# Big Data HS 2025

## JSONiq tutorial - week 6

Every week, you will get a small tutorial notebook that introduces you to the JSONiq language with the RumbleDB engine. You can simply copy this notebook to the "notebooks" subfolder in your Exam MagicBox docker environment (the same environment that contains past exams, PostgreSQL, Spark, RumbleDB, etc).

The instructions are in week 1's tutorial.


Like last week, junst run the cell below to connect the Jupyter notebook with RumbleDB.

In [None]:
%load_ext jsoniqmagic

## Navigating an existing JSON dataset

Let us look at an existing dataset on the Web. We picked a [GitHub archive file](https://gharchive.org)
that we stored for convenience at this location: https://www.rumbledb.org/samples/git-archive.json.

Accessing a JSON dataset can be done in two ways depending on the exact format:

- If this is a file that contains a single JSON object spread over multiple lines, use json-doc(URL).
- If this is a file that contains one JSON object per line (JSON Lines), use json-file(URL).

The GitHub archive dataset is in the JSON Lines format, so we open it with json-file.

In [None]:
%%jsoniq
json-file("http://www.rumbledb.org/samples/git-archive-small.json")

This is a large file and the previous query output 500 JSON objects. To look closer, let us start looking at just the first object with a number predicate.

In [None]:
%%jsoniq
json-file("http://www.rumbledb.org/samples/git-archive-small.json")[1]

We can see that there are nested objects and arrays. This is perfect for JSONiq. Let us now figure out all the keys used in this dataset with the keys() function.

In [None]:
%%jsoniq
keys(json-file("http://www.rumbledb.org/samples/git-archive-small.json"))

Let us look closer at the key called "type". What values does it take? We can use dot-based navigation to navigate down to these values. This will work nicely on the entire dataset.

In [None]:
%%jsoniq
json-file("http://www.rumbledb.org/samples/git-archive-small.json").type

It looks like there are a lot of duplicates in there. Let us use distinct-values() to figure out all unique values.

In [None]:
%%jsoniq
distinct-values(json-file("http://www.rumbledb.org/samples/git-archive-small.json").type)

So we see that for the key "type", all values are strings and there are only... how many, by the way? Let us use count().

In [None]:
%%jsoniq
count(distinct-values(json-file("http://www.rumbledb.org/samples/git-archive-small.json").type))

So there are 13. Note that count() works just as well on the entire dataset, to know how many objects there are.

In [None]:
%%jsoniq
count(json-file("http://www.rumbledb.org/samples/git-archive-small.json"))

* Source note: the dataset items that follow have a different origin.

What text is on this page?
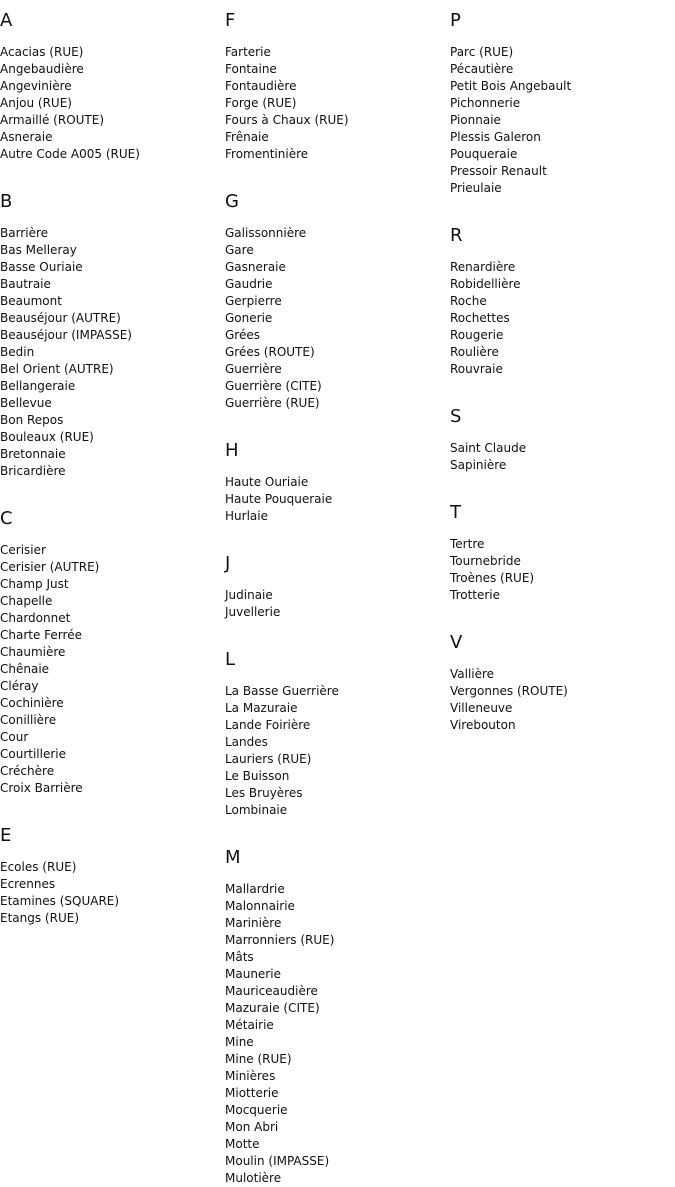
A
Acacias (RUE)
Angebaudière
Angevinière
Anjou (RUE)
Armaillé (ROUTE)
Asneraie
Autre Code A005 (RUE)
B
Barrière
Bas Melleray
Basse Ouriaie
Bautraie
Beaumont
Beauséjour (AUTRE)
Beauséjour (IMPASSE)
Bedin
Bel Orient (AUTRE)
Bellangeraie
Bellevue
Bon Repos
Bouleaux (RUE)
Bretonnaie
Bricardière
C
Cerisier
Cerisier (AUTRE)
Champ Just
Chapelle
Chardonnet
Charte Ferrée
Chaumière
Chênaie
Cléray
Cochinière
Conillière
Cour
Courtillerie
Créchère
Croix Barrière
E
Ecoles (RUE)
Ecrennes
Etamines (SQUARE)
Etangs (RUE)
F
Farterie
Fontaine
Fontaudière
Forge (RUE)
Fours à Chaux (RUE)
Frênaie
Fromentinière
G
Galissonnière
Gare
Gasneraie
Gaudrie
Gerpierre
Gonerie
Grées
Grées (ROUTE)
Guerrière
Guerrière (CITE)
Guerrière (RUE)
H
Haute Ouriaie
Haute Pouqueraie
Hurlaie
J
Judinaie
Juvellerie
L
La Basse Guerrière
La Mazuraie
Lande Foirière
Landes
Lauriers (RUE)
Le Buisson
Les Bruyères
Lombinaie
M
Mallardrie
Malonnairie
Marinière
Marronniers (RUE)
Mâts
Maunerie
Mauriceaudière
Mazuraie (CITE)
Métairie
Mine
Mine (RUE)
Minières
Miotterie
Mocquerie
Mon Abri
Motte
Moulin (IMPASSE)
Mulotière
P
Parc (RUE)
Pécautière
Petit Bois Angebault
Pichonnerie
Pionnaie
Plessis Galeron
Pouqueraie
Pressoir Renault
Prieulaie
R
Renardière
Robidellière
Roche
Rochettes
Rougerie
Roulière
Rouvraie
S
Saint Claude
Sapinière
T
Tertre
Tournebride
Troènes (RUE)
Trotterie
V
Vallière
Vergonnes (ROUTE)
Villeneuve
Virebouton
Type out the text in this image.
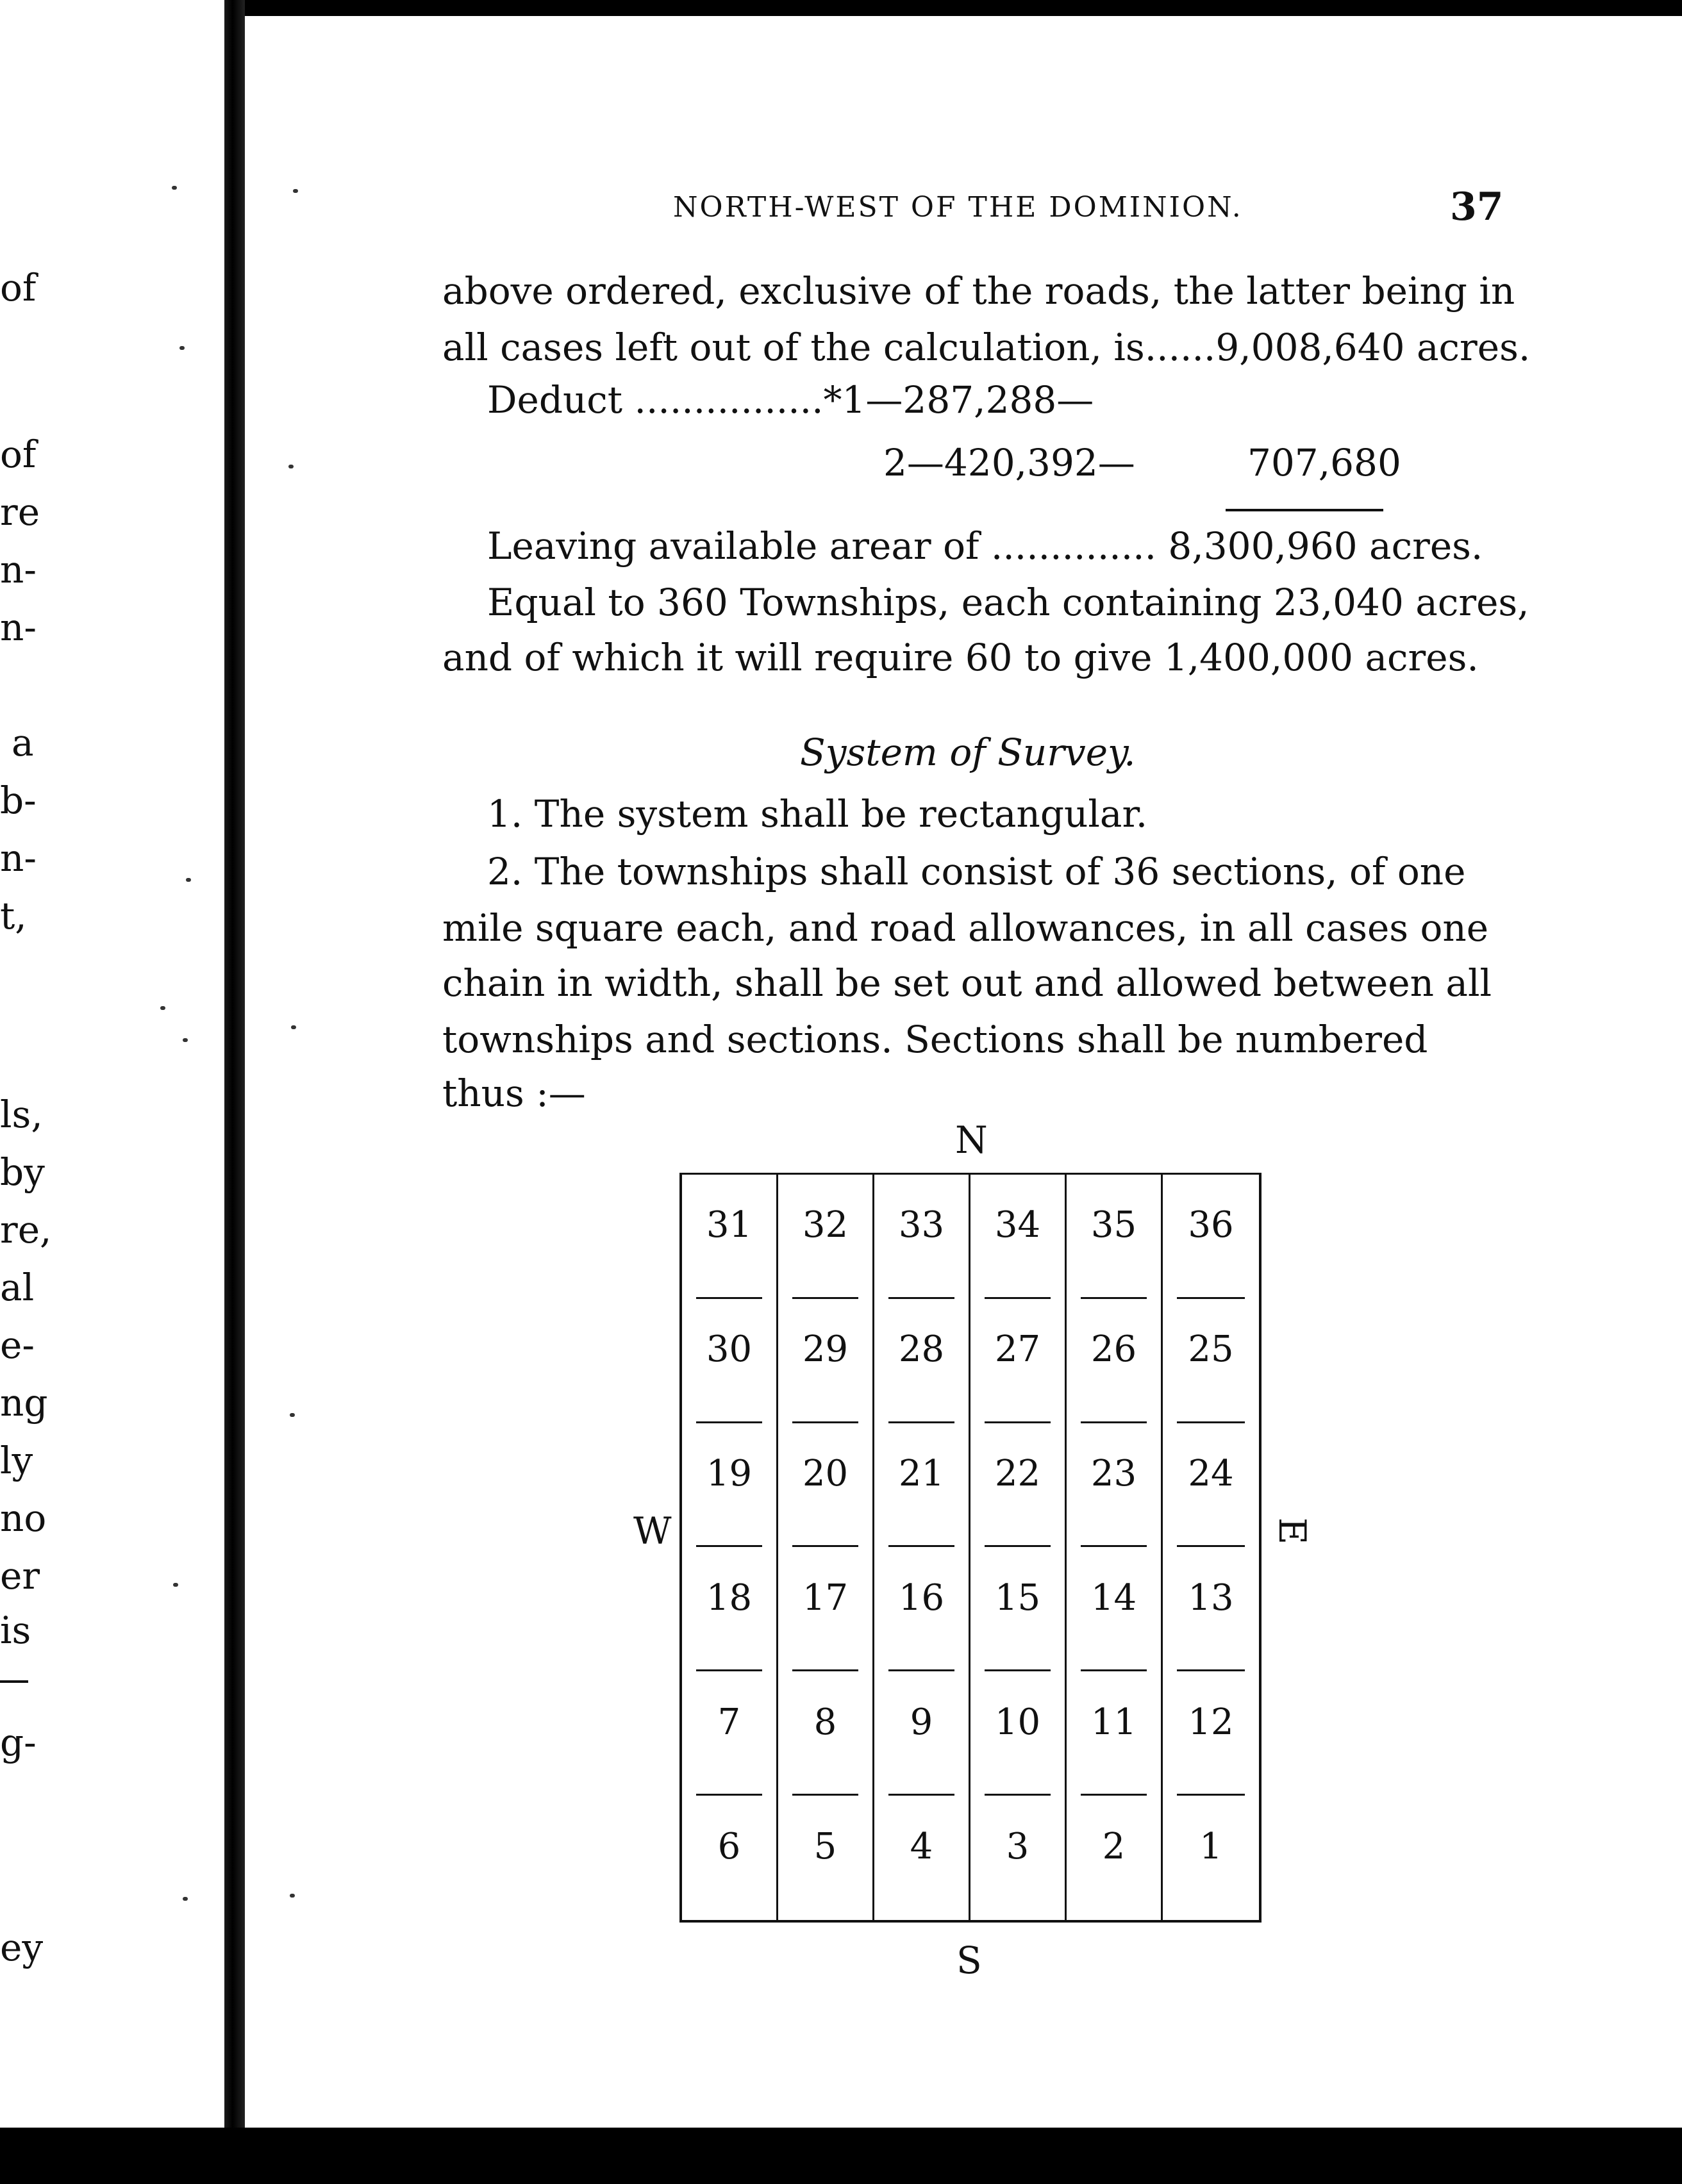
of
of
re
n-
n-
a
b-
n-
t,
ls,
by
re,
al
e-
ng
ly
no
er
is
g-
ey
NORTH-WEST OF THE DOMINION.	37
above ordered, exclusive of the roads, the latter being in
all cases left out of the calculation, is......9,008,640 acres.
Deduct ................*1—287,288—
2—420,392—	707,680
Leaving available arear of .............. 8,300,960 acres.
Equal to 360 Townships, each containing 23,040 acres,
and of which it will require 60 to give 1,400,000 acres.
System of Survey.
1. The system shall be rectangular.
2. The townships shall consist of 36 sections, of one
mile square each, and road allowances, in all cases one
chain in width, shall be set out and allowed between all
townships and sections. Sections shall be numbered
thus :—
N
S
W	E
31 32 33 34 35 36
30 29 28 27 26 25
19 20 21 22 23 24
18 17 16 15 14 13
7 8 9 10 11 12
6 5 4 3 2 1
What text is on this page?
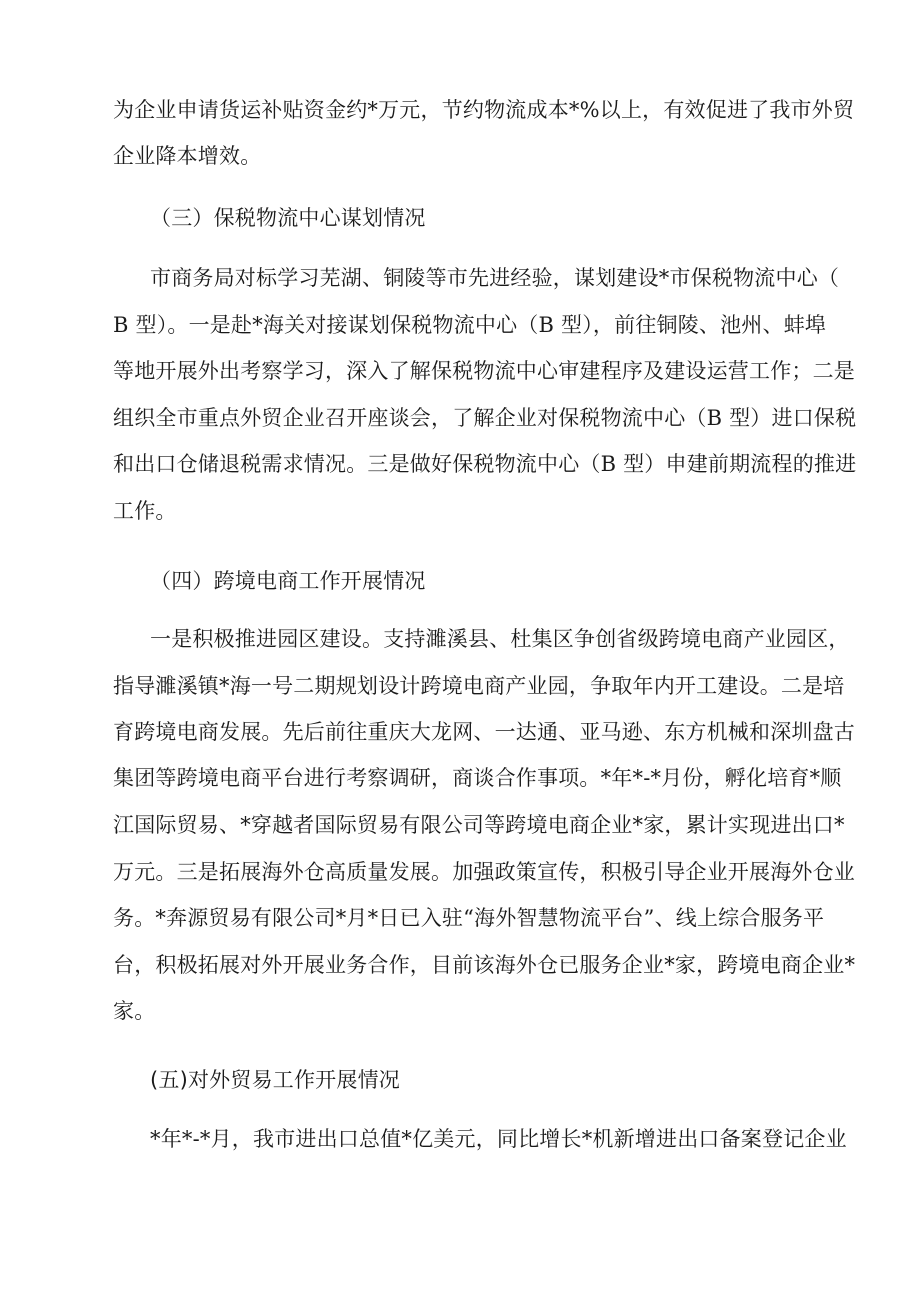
为企业申请货运补贴资金约*万元，节约物流成本*%以上，有效促进了我市外贸
企业降本增效。
（三）保税物流中心谋划情况
市商务局对标学习芜湖、铜陵等市先进经验，谋划建设*市保税物流中心（
B 型）。一是赴*海关对接谋划保税物流中心（B 型），前往铜陵、池州、蚌埠
等地开展外出考察学习，深入了解保税物流中心审建程序及建设运营工作；二是
组织全市重点外贸企业召开座谈会，了解企业对保税物流中心（B 型）进口保税
和出口仓储退税需求情况。三是做好保税物流中心（B 型）申建前期流程的推进
工作。
（四）跨境电商工作开展情况
一是积极推进园区建设。支持濉溪县、杜集区争创省级跨境电商产业园区，
指导濉溪镇*海一号二期规划设计跨境电商产业园，争取年内开工建设。二是培
育跨境电商发展。先后前往重庆大龙网、一达通、亚马逊、东方机械和深圳盘古
集团等跨境电商平台进行考察调研，商谈合作事项。*年*-*月份，孵化培育*顺
江国际贸易、*穿越者国际贸易有限公司等跨境电商企业*家，累计实现进出口*
万元。三是拓展海外仓高质量发展。加强政策宣传，积极引导企业开展海外仓业
务。*奔源贸易有限公司*月*日已入驻“海外智慧物流平台”、线上综合服务平
台，积极拓展对外开展业务合作，目前该海外仓已服务企业*家，跨境电商企业*
家。
(五)对外贸易工作开展情况
*年*-*月，我市进出口总值*亿美元，同比增长*机新增进出口备案登记企业
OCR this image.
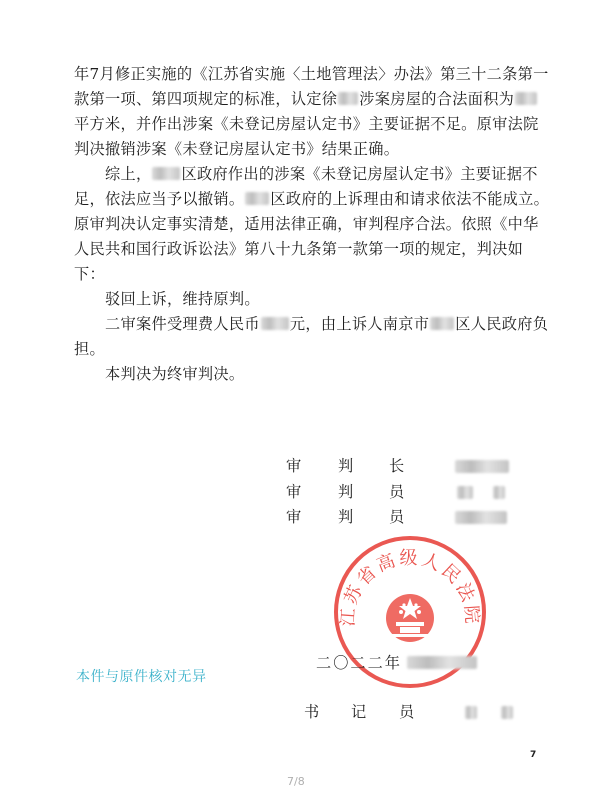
年7月修正实施的《江苏省实施〈土地管理法〉办法》第三十二条第一款第一项、第四项规定的标准，认定徐 涉案房屋的合法面积为平方米，并作出涉案《未登记房屋认定书》主要证据不足。原审法院判决撤销涉案《未登记房屋认定书》结果正确。

综上， 区政府作出的涉案《未登记房屋认定书》主要证据不足，依法应当予以撤销。 区政府的上诉理由和请求依法不能成立。原审判决认定事实清楚，适用法律正确，审判程序合法。依照《中华人民共和国行政诉讼法》第八十九条第一款第一项的规定，判决如下：

驳回上诉，维持原判。

二审案件受理费人民币 元，由上诉人南京市 区人民政府负担。

本判决为终审判决。

审 判 长
审 判 员
审 判 员
江苏省高级人民法院
二〇二二年
本件与原件核对无异
书 记 员
7
7/8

Let us know look at nested objects. It seems the key "actor" has these, so let us now use the dot object lookup to find all these values.

In [None]:
%%jsoniq
json-file("http://www.rumbledb.org/samples/git-archive-small.json").actor

We can chain dot object lookups to navigate further down, for example to logins. Let us figure out how many distinct logins there are.

In [None]:
%%jsoniq
count(distinct-values(json-file("http://www.rumbledb.org/samples/git-archive-small.json").actor.login))

The id field inside the actor object seems to be an integer. What is the highest value? The max() function also works at large scales, just like count() and also min(), avg() and sum().

In [None]:
%%jsoniq
max(json-file("http://www.rumbledb.org/samples/git-archive-small.json").actor.id)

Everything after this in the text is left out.